[ceejayoz]

Again, if you're large enough to be in multiple regions, all of this should be configured via the APIs using a configuration management system of some sort.

Ansible, for example, can easily manage stuff like security groups (http://docs.ansible.com/ansible/ec2_group_module.html) , load balancing (http://docs.ansible.com/ansible/ec2_elb_lb_module.html), IAM users and roles (http://docs.ansible.com/ansible/iam_module.html), etc., and it does them in repeatable, auditable, version-controllable, self-documenting fashion.

[grif-fin]

" if you're large enough to be in multiple regions, all of this should be configured via the APIs"

Is the suggestion to recreate what Amazon Console has done (using APIs) in every large organisation using AWS because Amazon Console is not good enough?

[tomcart]

No, treat your infrastructure as code.
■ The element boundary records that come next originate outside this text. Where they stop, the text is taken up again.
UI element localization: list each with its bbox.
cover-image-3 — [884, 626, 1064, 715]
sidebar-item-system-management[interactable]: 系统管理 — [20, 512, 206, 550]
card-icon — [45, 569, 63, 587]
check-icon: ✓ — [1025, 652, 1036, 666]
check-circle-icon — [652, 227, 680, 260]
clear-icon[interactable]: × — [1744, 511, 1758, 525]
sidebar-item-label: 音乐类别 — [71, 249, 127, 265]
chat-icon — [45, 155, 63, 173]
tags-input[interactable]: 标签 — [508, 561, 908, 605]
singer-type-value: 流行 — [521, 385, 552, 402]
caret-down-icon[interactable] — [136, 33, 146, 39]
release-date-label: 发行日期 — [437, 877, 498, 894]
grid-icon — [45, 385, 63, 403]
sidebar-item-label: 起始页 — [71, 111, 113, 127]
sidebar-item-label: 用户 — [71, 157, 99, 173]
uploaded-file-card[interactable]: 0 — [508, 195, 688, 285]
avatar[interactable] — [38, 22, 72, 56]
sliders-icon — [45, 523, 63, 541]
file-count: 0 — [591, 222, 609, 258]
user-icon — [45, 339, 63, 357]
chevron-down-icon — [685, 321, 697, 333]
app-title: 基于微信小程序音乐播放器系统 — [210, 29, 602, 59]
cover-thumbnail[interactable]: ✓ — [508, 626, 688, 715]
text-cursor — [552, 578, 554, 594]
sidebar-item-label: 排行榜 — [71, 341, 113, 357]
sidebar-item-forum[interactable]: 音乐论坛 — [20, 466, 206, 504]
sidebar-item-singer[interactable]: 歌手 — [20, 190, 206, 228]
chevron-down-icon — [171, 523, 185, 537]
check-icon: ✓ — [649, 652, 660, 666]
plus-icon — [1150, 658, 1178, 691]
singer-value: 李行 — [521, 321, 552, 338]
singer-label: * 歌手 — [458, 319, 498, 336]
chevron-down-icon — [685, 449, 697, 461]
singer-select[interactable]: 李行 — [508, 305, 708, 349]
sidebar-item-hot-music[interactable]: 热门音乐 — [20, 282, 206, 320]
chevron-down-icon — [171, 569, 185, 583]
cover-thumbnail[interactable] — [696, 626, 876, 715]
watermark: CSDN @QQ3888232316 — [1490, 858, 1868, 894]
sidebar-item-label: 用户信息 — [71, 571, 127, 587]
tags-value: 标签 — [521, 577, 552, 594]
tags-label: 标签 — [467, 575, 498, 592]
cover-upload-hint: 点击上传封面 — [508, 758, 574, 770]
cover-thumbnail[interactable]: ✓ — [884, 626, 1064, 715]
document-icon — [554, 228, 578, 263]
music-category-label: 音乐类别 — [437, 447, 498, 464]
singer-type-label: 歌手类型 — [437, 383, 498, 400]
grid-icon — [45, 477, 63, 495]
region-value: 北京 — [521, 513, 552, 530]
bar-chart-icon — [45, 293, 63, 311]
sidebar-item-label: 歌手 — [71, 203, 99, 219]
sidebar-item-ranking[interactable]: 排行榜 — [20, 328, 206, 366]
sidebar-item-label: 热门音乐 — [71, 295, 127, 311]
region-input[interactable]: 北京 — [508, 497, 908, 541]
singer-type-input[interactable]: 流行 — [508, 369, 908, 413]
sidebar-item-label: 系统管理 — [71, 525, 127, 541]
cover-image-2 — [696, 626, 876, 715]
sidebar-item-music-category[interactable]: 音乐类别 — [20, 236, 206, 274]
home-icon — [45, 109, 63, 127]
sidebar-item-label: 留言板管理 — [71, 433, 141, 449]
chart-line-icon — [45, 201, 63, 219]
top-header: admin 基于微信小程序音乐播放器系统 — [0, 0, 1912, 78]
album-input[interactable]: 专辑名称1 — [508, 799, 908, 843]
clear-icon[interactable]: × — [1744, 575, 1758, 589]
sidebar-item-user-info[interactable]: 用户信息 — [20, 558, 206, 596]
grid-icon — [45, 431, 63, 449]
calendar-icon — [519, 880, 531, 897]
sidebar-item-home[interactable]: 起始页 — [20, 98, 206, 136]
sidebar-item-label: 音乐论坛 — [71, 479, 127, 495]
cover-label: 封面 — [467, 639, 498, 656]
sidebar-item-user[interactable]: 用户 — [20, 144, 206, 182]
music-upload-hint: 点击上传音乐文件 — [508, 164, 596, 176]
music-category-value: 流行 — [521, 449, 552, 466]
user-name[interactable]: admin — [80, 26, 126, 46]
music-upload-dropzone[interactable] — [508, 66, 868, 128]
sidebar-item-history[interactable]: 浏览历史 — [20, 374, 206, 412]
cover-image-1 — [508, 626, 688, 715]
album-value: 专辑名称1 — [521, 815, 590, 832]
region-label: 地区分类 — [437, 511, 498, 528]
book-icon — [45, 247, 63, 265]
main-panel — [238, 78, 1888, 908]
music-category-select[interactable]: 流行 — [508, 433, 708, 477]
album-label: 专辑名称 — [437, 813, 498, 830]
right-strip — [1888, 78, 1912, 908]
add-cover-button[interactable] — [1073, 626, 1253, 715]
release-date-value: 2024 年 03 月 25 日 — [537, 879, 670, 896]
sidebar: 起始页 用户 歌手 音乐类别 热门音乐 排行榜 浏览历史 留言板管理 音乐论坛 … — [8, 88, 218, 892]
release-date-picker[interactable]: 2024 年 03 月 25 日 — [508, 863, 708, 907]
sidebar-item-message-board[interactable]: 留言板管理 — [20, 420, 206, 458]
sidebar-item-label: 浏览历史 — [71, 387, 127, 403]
Define it programatically, version it, have a standard, automated process for recreating it.

If you're using AWS then Cloudformation (maybe with an abstraction like troposphere), will do what you need.

If you are pressing the big blue 'launch instance' button, you are doing it wrong.

[grif-fin]

"No, treat your infrastructure as code."

Agreed. Advantage is clear and understood.

My point here is: there exists something called 'Amazon Console'. I argue it is a good thing to have if done properly easing the service management as visualized management is more human friendly and APIs more computer friendly. If there exists a bad visualized service management (e.g. Amazon Console) it is the lack of skills of the humans developing it not because managing a vast complex clusters is easier through APIs/CLI and impossible/wrong via UI.